- Genre: Western
- Written by: Jim Byrnes Cort Casady
- Screenplay by: Jim Byrnes
- Directed by: Dick Lowry
- Starring: Kenny Rogers
- Theme music composer: Larry Cansler
- Country of origin: United States
- Original language: English

Production
- Producer: Jim Byrnes
- Cinematography: Joseph F. Biroc
- Editor: Jerrold L. Ludwig
- Running time: 95 minutes
- Production company: Ken Kragen Productions

Original release
- Network: CBS
- Release: April 8, 1980

Related
- Kenny Rogers as The Gambler: The Adventure Continues

= Kenny Rogers as The Gambler =

1980 TV film

Kenny Rogers as The Gambler (also known as The Gambler) is a 1980 American Western television film directed by Dick Lowry. The film premiered on CBS on April 8, 1980. It was loosely based on the Grammy-winning Kenny Rogers song of the same name, and stars the singer as Brady Hawkes, a gambler trying to reunite with a son he never knew, played by Ronnie Scribner. It was a critical and commercial success, receiving an Eddie Award and two Emmy nominations, and resulting in four sequels.

== Plot ==

Gambler Brady Hawkes (Kenny Rogers) receives a letter from Jeremiah (Ronnie Scribner), the young son he never knew, who asks Hawkes to help him and his mother Eliza (Christine Belford); the two are living in Yuma with Jeremiah's stepfather, an abusive casino owner named Rufe Bennett (Clu Gulager). Hawkes embarks on a train in El Paso, Texas on a journey to meet him. Along the way, he meets young poker player Billy Montana (Bruce Boxleitner). Hawkes saves Montana from two belligerent cheaters and the two become friends. Montana fancies himself as a professional player, and is headed to San Francisco for an international poker tournament. Although Montana makes mistakes along the way, Hawkes makes sure that he stays on good behavior during the train ride. The duo help Jennie Reed (Lee Purcell), a former prostitute who has trouble with a train baron (Harold Gould). At the end, they confront Bennett in a gunfight.

== Cast ==
- Kenny Rogers as Brady Hawkes
- Christine Belford as Eliza
- Ronnie Scribner as Jeremiah
- Bruce Boxleitner as Billy Montana
- Lee Purcell as Jennie Reed
- Clu Gulager as Rufe Bennett
- Lance LeGault as Doc Palmer
- Harold Gould as Arthur Stobridge

== Production ==
Dick Lowry served as the director—The Gambler was one of his early works. The film was produced by Kragen & Company, one of their earliest ventures. The company had earlier produced two TV specials with Rogers. It was Kenny Rogers's first starring role.
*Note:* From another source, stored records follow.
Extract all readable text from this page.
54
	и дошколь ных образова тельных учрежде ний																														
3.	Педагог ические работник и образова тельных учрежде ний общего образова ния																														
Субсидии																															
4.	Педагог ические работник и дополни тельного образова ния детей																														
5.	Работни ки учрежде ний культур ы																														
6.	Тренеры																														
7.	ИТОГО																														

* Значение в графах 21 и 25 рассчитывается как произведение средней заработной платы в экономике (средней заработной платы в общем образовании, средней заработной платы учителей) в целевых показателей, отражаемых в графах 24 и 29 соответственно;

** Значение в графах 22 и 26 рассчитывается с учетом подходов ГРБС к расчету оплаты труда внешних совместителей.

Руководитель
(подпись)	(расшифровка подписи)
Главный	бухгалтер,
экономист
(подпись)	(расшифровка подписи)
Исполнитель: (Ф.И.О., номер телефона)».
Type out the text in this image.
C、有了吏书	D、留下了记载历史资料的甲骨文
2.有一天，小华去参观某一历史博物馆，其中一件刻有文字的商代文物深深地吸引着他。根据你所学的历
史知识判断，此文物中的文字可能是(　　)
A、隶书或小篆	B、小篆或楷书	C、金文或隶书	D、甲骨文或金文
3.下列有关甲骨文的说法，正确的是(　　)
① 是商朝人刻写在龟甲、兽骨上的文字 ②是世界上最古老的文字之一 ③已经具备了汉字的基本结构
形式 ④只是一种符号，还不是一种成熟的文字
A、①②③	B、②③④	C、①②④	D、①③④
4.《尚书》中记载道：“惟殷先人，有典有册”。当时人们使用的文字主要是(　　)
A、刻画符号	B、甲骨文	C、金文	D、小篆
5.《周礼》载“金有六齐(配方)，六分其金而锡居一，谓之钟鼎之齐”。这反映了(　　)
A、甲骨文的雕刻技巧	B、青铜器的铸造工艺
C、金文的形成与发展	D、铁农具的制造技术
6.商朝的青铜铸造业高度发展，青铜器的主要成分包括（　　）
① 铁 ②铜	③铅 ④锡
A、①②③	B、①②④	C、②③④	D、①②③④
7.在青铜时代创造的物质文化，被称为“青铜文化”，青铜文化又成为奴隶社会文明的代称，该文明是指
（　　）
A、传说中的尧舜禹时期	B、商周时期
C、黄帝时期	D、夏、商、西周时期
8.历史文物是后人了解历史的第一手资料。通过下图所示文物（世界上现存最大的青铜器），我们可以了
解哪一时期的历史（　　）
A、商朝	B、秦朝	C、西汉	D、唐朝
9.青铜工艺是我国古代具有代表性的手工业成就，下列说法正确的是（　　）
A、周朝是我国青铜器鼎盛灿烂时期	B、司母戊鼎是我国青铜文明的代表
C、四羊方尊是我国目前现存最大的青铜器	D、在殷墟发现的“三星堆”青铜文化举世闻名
Despite the film being destined for television, the film was shot on 35mm film like many movies and TV shows of the time.

One of the shooting locations was the ranch headquarters area overlooking the Valle Grande valley, part of Valles Caldera in northern New Mexico.

== Release and reception ==
Kenny Rogers as The Gambler was first aired on CBS on April 8, 1980. The film was a big ratings success and received the Eddie Award for Best Edited Television Special, as well as two Emmy nominations: Outstanding Cinematography for a Limited Series or Special and Outstanding Film Editing for a Limited Series or a Special. The film spawned a franchise, four sequels having been filmed over the course of the following 15 years.

The film was released on DVD in the United States on May 2, 2006, part of a box set with Kenny Rogers as The Gambler: The Adventure Continues and Kenny Rogers as The Gambler, Part III: The Legend Continues. A region-A Blu-ray release by Timeless Media Group followed on November 5, 2013. The Blu-ray release was praised for audio and video quality, but criticized for lack of bonus content.

Ian Jane, writing for DVD Talk in retrospective, gave the film 3.5 out of 5 stars. He thought that the film had aged over the years, but that it is "better than [one] might expect", crediting Rogers's charisma and Lowry's direction. Casey Broadwater for Blu-ray.com called it a film "you tend to like in spite of itself."